Topical capsaicin acts on pain sensory neurons in the skin by a process that some boffins call ‘defunctionalization’; an absurd word that simply means it knocks them out. This is due to several effects that include making neurons unable to transmit messages, blocking the transport of neurotrophic factors so that the neurons eventually die, and causing neuron terminals to shrink away from the site of encounter.
Capsaicin kills sensory neurons by binding to and activating a protein in the membrane known as the TRPV1 ion channel. When TRPV1 is activated, calcium ions (Ca2+) flow into the cell and the calcium excess in turn activates destructive enzymes that degrade the cell from the inside. The killing is selective because capsaicin binds specifically to the TRPV1 ion channel which is expressed by only a subset on sensory neurons. Pain sensation disappears because without those neurons, pain information is not conveyed to the brain. Within about sixty days, the population of sensory neurons bearing TRPV1 receptors begins to recover as neuro stem cells proliferate, grow and connect. This is all very elaborate, but I think you see the potential. If the function of TRPV1 channels or the neurogenesis of replacement neurons could be controlled, we would have a new tool for treating chronic pain.

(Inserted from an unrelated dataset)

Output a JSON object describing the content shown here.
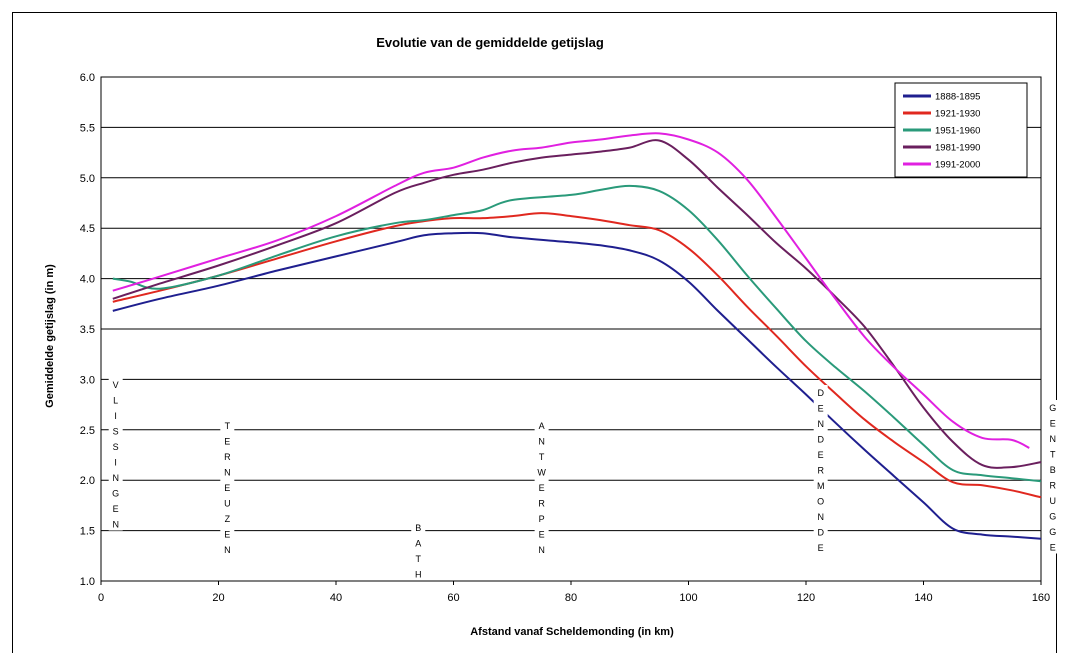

TRP channels are found in almost all cells in organisms as diverse as plants, animals and fungi. There are 27 human TRP-channel genes encoding protein channels activated by the binding of a variety of signals from outside and inside cells, or to changes in temperature. Deep investigation of the TRP family is an ongoing effort.
Like capsaicin, the active ingredient in wasabi mustard, (わさび（山葵）, binds to and activates a TRP ion channel, this time the TRPA1 channel, also known as the wasabi receptor. The same receptor detects irritants from onion and garlic, as well as volatile environmental toxins and has also been proposed to function as a sensor of noxious heat and cold. TRPA1 is associated with persistent pain, respiratory and chronic itch syndromes and neurogenic inflammation.
Cridit:Paulsen,Armache,Gao,Cheng & Julius
Researchers at the Keck Advanced Microscopy Laboratory, UCSF used elegant imaging methods to define the structure of human TRPA1 in exquisite 3D detail, including the structure of the binding sites for external and internal chemicals. Their work provides important cues about how we might intentionally modulate channel function to treat neuropathic pain. One of the authors, Julius, told NPR “A dream of mine is that some of the work we do will translate into medicines people can take for chronic pain, What the structure does is, it gives pharmaceutical firms sort of a map for either tweaking the drugs that they have… or for developing drugs that might have different properties.”
For more background and discussion see this article by David Clapham. And, for the fun of it, here is a chart about just how hot it can be. Peppers are ranked along the subjective Scoville scale used by pepperheads. Click the link to see where your tolerance lies. The astonishing thing is that there are peppers, like the Trinidad Scorpion Butch T pepper (score; 855,000) or the Carolina Reaper (2,200,000) that are so far beyond the Jalapeno we are used to (score; 1000). Pure capsaicin comes in at an astonishing 16 million!